新しい部活を作ると聞いて、積極的に参加してくれる人も滅多にいないだろう。
しかも投扇興というマイナー競技である。
入ってくれる物好きなんて皆無だ。
となると、部員を五人集めるのは難しい。
「実績作って認めてもらう方法も失敗しちゃったしなー」
「あれは、やる前から無謀だったわ……」
部活を作るには、部員五人か実績があるかのどちらかだけ。
それ以外の方法で承認をもらうことはできない。
けれど、どちらも可能性は低い。
だからこそ、おうぎは薫子に泣きついていた。
「薫子さーん、何度も言うけど、生徒会なんだからどうにかできないの!?」
「何度も断って悪いんだけど、職権乱用はちょっと……」
「でも、やろうと思えばできるんでしょ!?」
「うーん……どうかな? 私、生徒会って言っても、ただの書記だから」
「次期生徒会長ってウワサじゃん!」
「それはみんなが勝手に……」
困ったような、照れているような、微妙な表情の薫子。
反応に困っていると、おうぎがさらに言い募る。
「今の会長はお飾り会長だから、業務は薫子さんがほとんどやってるって話だし!」
「まぁ……それは間違ってないけど」
この情報に、乙女はこの前のことを思い出していた。
「そういえば、生徒会に乗り込んだ時、お姉ちゃんしかいなかったね……」
「あぁ、おうぎちゃんが「たのもー」って言いながら入ってきた時の」
「そうそう、すごかったよね。
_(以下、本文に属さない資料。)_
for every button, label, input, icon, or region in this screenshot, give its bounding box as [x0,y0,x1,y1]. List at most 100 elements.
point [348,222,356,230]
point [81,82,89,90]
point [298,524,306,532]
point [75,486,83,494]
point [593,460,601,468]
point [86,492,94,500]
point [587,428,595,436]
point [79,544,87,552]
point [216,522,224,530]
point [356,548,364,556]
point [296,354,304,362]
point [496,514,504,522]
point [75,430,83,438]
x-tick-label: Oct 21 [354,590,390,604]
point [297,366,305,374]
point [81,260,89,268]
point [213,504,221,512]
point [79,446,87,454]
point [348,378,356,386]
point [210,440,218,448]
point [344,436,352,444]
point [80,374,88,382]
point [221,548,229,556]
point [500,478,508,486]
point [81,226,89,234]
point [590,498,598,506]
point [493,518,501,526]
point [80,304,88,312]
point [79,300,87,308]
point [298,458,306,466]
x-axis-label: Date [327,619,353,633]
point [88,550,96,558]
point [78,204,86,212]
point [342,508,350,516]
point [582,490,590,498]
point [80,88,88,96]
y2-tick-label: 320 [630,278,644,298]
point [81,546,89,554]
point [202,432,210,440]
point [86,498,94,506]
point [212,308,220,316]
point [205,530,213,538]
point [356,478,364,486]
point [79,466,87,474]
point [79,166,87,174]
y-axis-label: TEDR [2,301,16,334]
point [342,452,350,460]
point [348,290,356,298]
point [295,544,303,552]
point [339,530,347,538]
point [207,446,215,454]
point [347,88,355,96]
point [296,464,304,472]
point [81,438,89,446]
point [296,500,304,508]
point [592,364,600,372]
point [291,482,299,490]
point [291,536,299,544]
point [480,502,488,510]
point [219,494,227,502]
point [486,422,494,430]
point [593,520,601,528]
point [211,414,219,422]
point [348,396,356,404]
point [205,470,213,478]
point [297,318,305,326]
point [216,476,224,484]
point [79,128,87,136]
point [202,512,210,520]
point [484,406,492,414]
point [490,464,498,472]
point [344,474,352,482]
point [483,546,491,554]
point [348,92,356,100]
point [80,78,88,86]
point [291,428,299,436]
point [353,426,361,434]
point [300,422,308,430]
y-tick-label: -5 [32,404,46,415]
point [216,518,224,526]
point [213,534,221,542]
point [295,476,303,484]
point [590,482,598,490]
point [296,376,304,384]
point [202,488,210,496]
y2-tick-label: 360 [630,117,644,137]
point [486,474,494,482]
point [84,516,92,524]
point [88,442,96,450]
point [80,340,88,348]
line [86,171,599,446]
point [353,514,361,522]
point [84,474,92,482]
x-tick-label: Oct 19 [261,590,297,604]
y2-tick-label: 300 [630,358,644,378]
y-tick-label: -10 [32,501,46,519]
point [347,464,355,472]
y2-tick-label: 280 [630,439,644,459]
道場破りみたいだった!」
楽しそうに語る二人だが、葵は呆れ気味だ。
「今時たのもーなんて、おうぎくらいしか言わないわよ」
と、こんな話をしていたからだろうか?
教室のドアが勢いよく開けられた。
「たのもー!」
「他にもいたわ!?」
ビックリしながら、ドアに視線を向ける。
そこには小さな女の子がいた。
小柄な乙女よりも、さらに小さい。
小学生くらいに見える。
けれど、その服装は乙女たちと同じ制服姿で、高校生ということがわかる。
その女の子は、迷いなく乙女の前まで進んできた。
「花里乙女、わたしと勝負しなさい!」
「え……えぇ!? どういうこと!?」
いきなりのことに理解が追いつかない。
みんながみんな困惑している。
その中で、おうぎだけが何か閃くように目を輝かせていた。